Nonuniform PRNG?

Sabrina Almodóvar salmodovar at ligumu.com
Wed Dec 7 12:34:47 EST 2022


On 07/12/2022 13:05, David Lowry-Duda wrote:
> Inspired by the recent thread about pseudorandom number generators on
> python-ideas (where I also mistakenly first wrote this message), I began
> to wonder: suppose that I had a pseudorandom number generator that
> attempted to generate a nonuniform distribution.
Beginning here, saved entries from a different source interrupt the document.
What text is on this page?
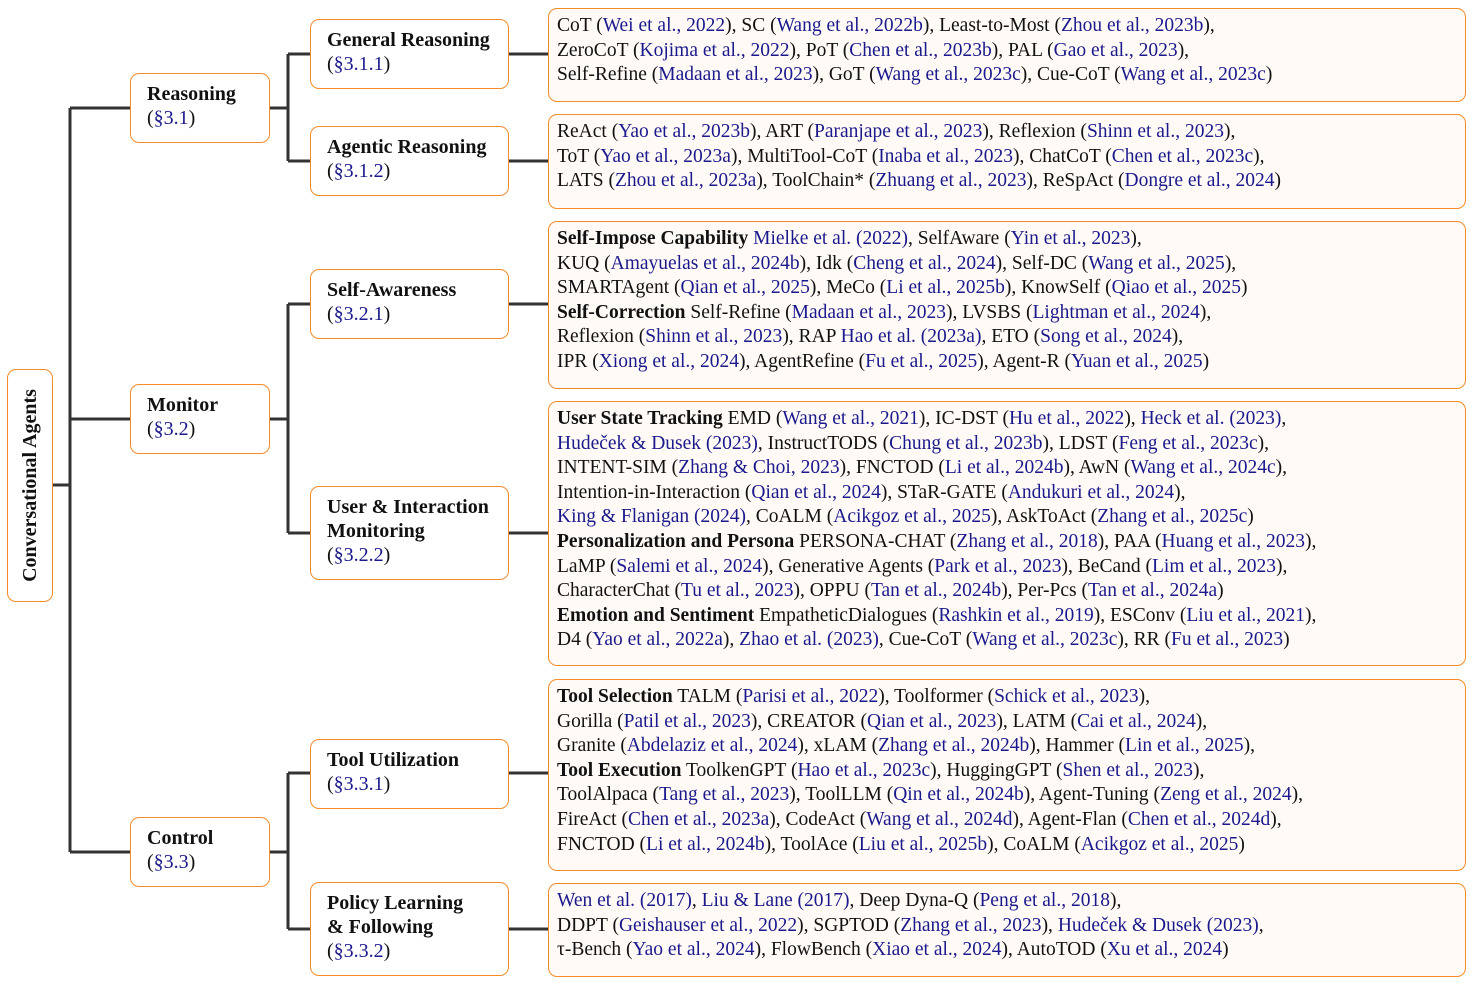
Conversational Agents
Reasoning
(§3.1)
Monitor
(§3.2)
Control
(§3.3)
General Reasoning
(§3.1.1)
Agentic Reasoning
(§3.1.2)
Self-Awareness
(§3.2.1)
User & Interaction
Monitoring
(§3.2.2)
Tool Utilization
(§3.3.1)
Policy Learning
& Following
(§3.3.2)
CoT (Wei et al., 2022), SC (Wang et al., 2022b), Least-to-Most (Zhou et al., 2023b),
ZeroCoT (Kojima et al., 2022), PoT (Chen et al., 2023b), PAL (Gao et al., 2023),
Self-Refine (Madaan et al., 2023), GoT (Wang et al., 2023c), Cue-CoT (Wang et al., 2023c)
ReAct (Yao et al., 2023b), ART (Paranjape et al., 2023), Reflexion (Shinn et al., 2023),
ToT (Yao et al., 2023a), MultiTool-CoT (Inaba et al., 2023), ChatCoT (Chen et al., 2023c),
LATS (Zhou et al., 2023a), ToolChain* (Zhuang et al., 2023), ReSpAct (Dongre et al., 2024)
Self-Impose Capability Mielke et al. (2022), SelfAware (Yin et al., 2023),
KUQ (Amayuelas et al., 2024b), Idk (Cheng et al., 2024), Self-DC (Wang et al., 2025),
SMARTAgent (Qian et al., 2025), MeCo (Li et al., 2025b), KnowSelf (Qiao et al., 2025)
Self-Correction Self-Refine (Madaan et al., 2023), LVSBS (Lightman et al., 2024),
Reflexion (Shinn et al., 2023), RAP Hao et al. (2023a), ETO (Song et al., 2024),
IPR (Xiong et al., 2024), AgentRefine (Fu et al., 2025), Agent-R (Yuan et al., 2025)
User State Tracking EMD (Wang et al., 2021), IC-DST (Hu et al., 2022), Heck et al. (2023),
Hudeček & Dusek (2023), InstructTODS (Chung et al., 2023b), LDST (Feng et al., 2023c),
INTENT-SIM (Zhang & Choi, 2023), FNCTOD (Li et al., 2024b), AwN (Wang et al., 2024c),
Intention-in-Interaction (Qian et al., 2024), STaR-GATE (Andukuri et al., 2024),
King & Flanigan (2024), CoALM (Acikgoz et al., 2025), AskToAct (Zhang et al., 2025c)
Personalization and Persona PERSONA-CHAT (Zhang et al., 2018), PAA (Huang et al., 2023),
LaMP (Salemi et al., 2024), Generative Agents (Park et al., 2023), BeCand (Lim et al., 2023),
CharacterChat (Tu et al., 2023), OPPU (Tan et al., 2024b), Per-Pcs (Tan et al., 2024a)
Emotion and Sentiment EmpatheticDialogues (Rashkin et al., 2019), ESConv (Liu et al., 2021),
D4 (Yao et al., 2022a), Zhao et al. (2023), Cue-CoT (Wang et al., 2023c), RR (Fu et al., 2023)
Tool Selection TALM (Parisi et al., 2022), Toolformer (Schick et al., 2023),
Gorilla (Patil et al., 2023), CREATOR (Qian et al., 2023), LATM (Cai et al., 2024),
Granite (Abdelaziz et al., 2024), xLAM (Zhang et al., 2024b), Hammer (Lin et al., 2025),
Tool Execution ToolkenGPT (Hao et al., 2023c), HuggingGPT (Shen et al., 2023),
ToolAlpaca (Tang et al., 2023), ToolLLM (Qin et al., 2024b), Agent-Tuning (Zeng et al., 2024),
FireAct (Chen et al., 2023a), CodeAct (Wang et al., 2024d), Agent-Flan (Chen et al., 2024d),
FNCTOD (Li et al., 2024b), ToolAce (Liu et al., 2025b), CoALM (Acikgoz et al., 2025)
Wen et al. (2017), Liu & Lane (2017), Deep Dyna-Q (Peng et al., 2018),
DDPT (Geishauser et al., 2022), SGPTOD (Zhang et al., 2023), Hudeček & Dusek (2023),
τ-Bench (Yao et al., 2024), FlowBench (Xiao et al., 2024), AutoTOD (Xu et al., 2024)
Suppose for instance
> that it was to generate a 0 bit 2/3 of the time, and a 1 bit 1/3 of the
> time.
> 
> How would one go about testing this PRNG against an idealized (similarly
> biased) PRNG?

I believe things go like this.  If you have a uniform PRNG, you test it
against the state-of-the-art in statistical tests then build from it
your nonuniform one.  Now you have a nonuniform one that's tested.  But
you want things the other way around.  Having a nonuniform one to start,
you build a uniform one from the nonuniform one and then test it against
the state-of-the-art in statistical tests.

I believe you might be wondering how to build one from the other, but
I'll let you check that.

By the way, there's no such thing as an idealized PRNG.  All PRNG fail
all statistical tests.  The question is when.  A bad PRNG fails quickly
and obviously.  A good one requires large samples or a nontrivial test.